Sechs Lehren des 9. Spieltags Guardiola grapscht, der BVB schimmelt
27.10.2014, 14:14 Uhr
Anfasser: Josep Guardiola kommt Bibiana Steinhaus sehr nahe.
(Foto: imago/Moritz Müller)
Erst hatte Dortmund in der Liga kein Glück, jetzt kommt noch Pech dazu. Weltklasse ist der BVB nur noch als Aufbaugegner für andere Krisenklubs. Der FC Bayern hat doch noch Gegner - und Guardiola packt gern zu.
1. Der BVB ist der perfekte Aufbaugegner
0 Tore und 0 Punkte: Mit dieser Auswärtsbilanz reisten die Hannoveraner nach Dortmund. Und mit der frechen Ansage von Trainer Tayfun Korkut: "Wir wollen weiterhin vor dem BVB in der Tabelle stehen und dort etwas holen." Noch vor ein paar Wochen hätten die BVB-Fans und wohl auch die Spieler über diese Frechheit müde gelächelt. Nach dem 1:0-Sieg der 96er muss man konstatieren: Das ist einfach mal die Lage in Dortmund. Sie haben Jens Kellers letzten Sieg zugelassen. Sie haben dem HSV den bislang einzigen Saisonsieg beschert. Sie haben beim Aufsteiger Köln verloren. Sie sind: ein Aufbaugegner. "Es ist wie verhext", sagte Mats Hummels nach der erneuten Niederlage.
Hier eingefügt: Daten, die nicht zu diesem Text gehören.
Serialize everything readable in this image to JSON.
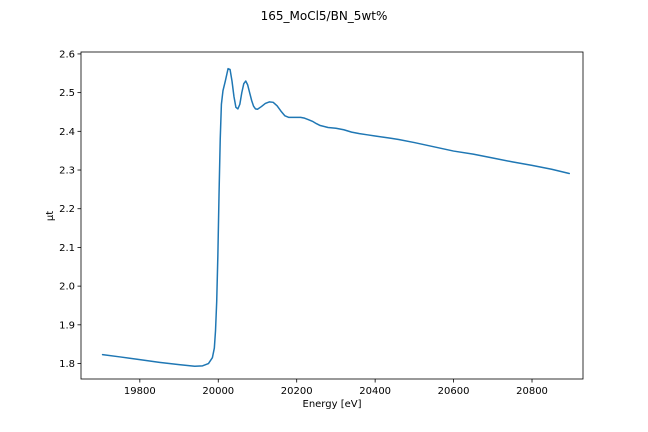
{
  "chart_data": {
    "type": "line",
    "title": "165_MoCl5/BN_5wt%",
    "xlabel": "Energy [eV]",
    "ylabel": "μt",
    "xlim": [
      19650,
      20930
    ],
    "ylim": [
      1.76,
      2.605
    ],
    "x_ticks": [
      19800,
      20000,
      20200,
      20400,
      20600,
      20800
    ],
    "x_tick_labels": [
      "19800",
      "20000",
      "20200",
      "20400",
      "20600",
      "20800"
    ],
    "y_ticks": [
      1.8,
      1.9,
      2.0,
      2.1,
      2.2,
      2.3,
      2.4,
      2.5,
      2.6
    ],
    "y_tick_labels": [
      "1.8",
      "1.9",
      "2.0",
      "2.1",
      "2.2",
      "2.3",
      "2.4",
      "2.5",
      "2.6"
    ],
    "grid": false,
    "legend": "none",
    "series": [
      {
        "color": "#1f77b4",
        "x": [
          19705,
          19750,
          19800,
          19850,
          19900,
          19940,
          19960,
          19975,
          19985,
          19990,
          19993,
          19996,
          19999,
          20002,
          20005,
          20008,
          20012,
          20018,
          20025,
          20030,
          20035,
          20040,
          20045,
          20050,
          20055,
          20060,
          20065,
          20070,
          20075,
          20080,
          20085,
          20090,
          20095,
          20100,
          20110,
          20120,
          20130,
          20140,
          20150,
          20160,
          20170,
          20180,
          20190,
          20200,
          20210,
          20220,
          20230,
          20240,
          20250,
          20260,
          20280,
          20300,
          20320,
          20340,
          20360,
          20380,
          20400,
          20420,
          20440,
          20460,
          20500,
          20550,
          20600,
          20650,
          20700,
          20750,
          20800,
          20850,
          20895
        ],
        "y": [
          1.823,
          1.817,
          1.81,
          1.803,
          1.797,
          1.793,
          1.794,
          1.8,
          1.815,
          1.84,
          1.885,
          1.96,
          2.08,
          2.24,
          2.38,
          2.47,
          2.505,
          2.53,
          2.562,
          2.56,
          2.53,
          2.49,
          2.462,
          2.458,
          2.47,
          2.5,
          2.523,
          2.53,
          2.52,
          2.5,
          2.48,
          2.465,
          2.458,
          2.457,
          2.464,
          2.472,
          2.476,
          2.475,
          2.466,
          2.452,
          2.44,
          2.436,
          2.436,
          2.436,
          2.436,
          2.434,
          2.43,
          2.426,
          2.42,
          2.415,
          2.41,
          2.408,
          2.404,
          2.398,
          2.394,
          2.391,
          2.388,
          2.385,
          2.382,
          2.379,
          2.371,
          2.36,
          2.349,
          2.341,
          2.331,
          2.321,
          2.312,
          2.302,
          2.291
        ]
      }
    ]
  }
}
Am Einsatz, der zuletzt moniert worden war, hatte es nicht gelegen. Weder auf dem Platz, wo sich Henrikh Mkhitaryan beinahe eine handfeste Schlägerei Ceyhun Gülselam lieferte, noch daneben. Nach einem Eilantrag an die DFL durften die Borussen in den Champions-League-Trikots auflaufen, in denen es doch so gut läuft. Selbst der Rasen wurde in der Länderspielpause ausgewechselt. Platzwart Willi Droste hatte Schneeschimmel und Schwarzalgen-Befall ausgemacht. Wenn es also weder am Rasen noch an den Trikots liegt, woran dann? Vielleicht steckt die Antwort im Statement von 96-Trainer Tayfun Korkut: "Wir hatten einen sehr guten Keeper und ein bisschen Glück." Beides hat der BVB im Moment nicht, kann er aber dringend gebrauchen. Am nächsten Spieltag geht es zu den Bayern. Und dann kommt Gladbach.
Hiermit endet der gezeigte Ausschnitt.